Tue Aug 6 11:39:43 PDT 2013

On Tuesday, 6 August 2013 at 18:38:43 UTC, Kiith-Sa wrote:
> On Tuesday, 6 August 2013 at 17:48:57 UTC, Walter Bright wrote:
>> On 8/6/2013 5:13 AM, Richard Webb wrote:
>>> It's possible that other library routines are causing some of 
>>> the remaining
>>> difference from the MSVC build (e.g. the profiler suggests 
>>> that the DMC build
>>> spends somewhat more time inside memcpy than the MSVC build).
>>>
>>> Not sure if it's down to implementation or optimization 
>>> though - might be down
>>> to intrinsics/inlining and such? (the proflie for the DMC 
>>> build says it's using
>>> ~1% of its time inside strlen and the profile for the MSVC 
>>> build doesn't mention
>>> it at all, which i guess is because it's using an intrinsic 
>>> version).
>>
>>
>> If it's inlined then it won't show up in the profile. And yes, 
>> it's possible MSVC has a faster memcpy().

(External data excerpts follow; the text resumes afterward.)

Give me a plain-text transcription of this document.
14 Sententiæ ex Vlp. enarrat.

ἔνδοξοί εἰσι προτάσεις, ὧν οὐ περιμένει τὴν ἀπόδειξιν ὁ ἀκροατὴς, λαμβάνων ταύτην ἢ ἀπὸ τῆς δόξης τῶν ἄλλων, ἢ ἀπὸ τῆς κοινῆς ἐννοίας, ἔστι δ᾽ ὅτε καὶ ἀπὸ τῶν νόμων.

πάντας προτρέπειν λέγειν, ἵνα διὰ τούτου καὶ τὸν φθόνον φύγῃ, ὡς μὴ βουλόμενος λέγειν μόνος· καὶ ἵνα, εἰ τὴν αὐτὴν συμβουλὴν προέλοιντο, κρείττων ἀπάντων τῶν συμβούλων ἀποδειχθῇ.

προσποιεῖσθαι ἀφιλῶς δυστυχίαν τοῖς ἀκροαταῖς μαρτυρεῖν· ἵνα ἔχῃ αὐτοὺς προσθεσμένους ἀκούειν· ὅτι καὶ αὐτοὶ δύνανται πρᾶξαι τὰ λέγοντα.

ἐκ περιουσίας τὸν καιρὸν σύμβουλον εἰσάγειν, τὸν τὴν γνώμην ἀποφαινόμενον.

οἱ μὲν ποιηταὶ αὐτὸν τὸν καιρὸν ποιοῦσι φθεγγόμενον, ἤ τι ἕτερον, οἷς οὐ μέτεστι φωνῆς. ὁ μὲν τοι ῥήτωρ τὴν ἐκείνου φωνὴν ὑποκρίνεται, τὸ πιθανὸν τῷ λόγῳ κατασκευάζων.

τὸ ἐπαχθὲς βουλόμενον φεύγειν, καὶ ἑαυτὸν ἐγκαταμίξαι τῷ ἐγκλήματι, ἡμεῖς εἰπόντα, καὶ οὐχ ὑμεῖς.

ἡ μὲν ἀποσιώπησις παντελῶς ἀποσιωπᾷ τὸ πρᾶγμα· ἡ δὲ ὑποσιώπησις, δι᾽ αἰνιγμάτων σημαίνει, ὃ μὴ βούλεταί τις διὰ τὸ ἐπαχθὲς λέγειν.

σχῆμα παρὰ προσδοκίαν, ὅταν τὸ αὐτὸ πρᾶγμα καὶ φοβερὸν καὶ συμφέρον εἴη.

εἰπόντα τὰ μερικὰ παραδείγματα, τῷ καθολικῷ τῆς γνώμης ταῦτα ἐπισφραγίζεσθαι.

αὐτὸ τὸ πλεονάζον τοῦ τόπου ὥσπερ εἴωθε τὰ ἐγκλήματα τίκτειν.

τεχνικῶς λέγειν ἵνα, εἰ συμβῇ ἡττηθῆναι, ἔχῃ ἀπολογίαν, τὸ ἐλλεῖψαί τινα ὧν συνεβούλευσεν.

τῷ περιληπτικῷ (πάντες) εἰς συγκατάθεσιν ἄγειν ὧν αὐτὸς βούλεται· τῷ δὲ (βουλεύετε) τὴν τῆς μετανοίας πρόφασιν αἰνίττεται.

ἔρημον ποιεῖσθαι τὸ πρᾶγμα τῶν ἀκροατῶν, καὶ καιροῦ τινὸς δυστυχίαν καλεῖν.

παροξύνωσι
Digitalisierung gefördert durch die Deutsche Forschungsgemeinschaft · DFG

After all, enormous 
>> effort has been poured into memcpy().
>
> If you use a profiler with line or instruction granularity
> (like perf on Linux), it will show up. On Windows, that would 
> probably
> be VTune and CodeAnalyst.

(obviously, as a part of the function it was inlined into,
but you'll get the time consumed at lines/instructions from the 
inlined function)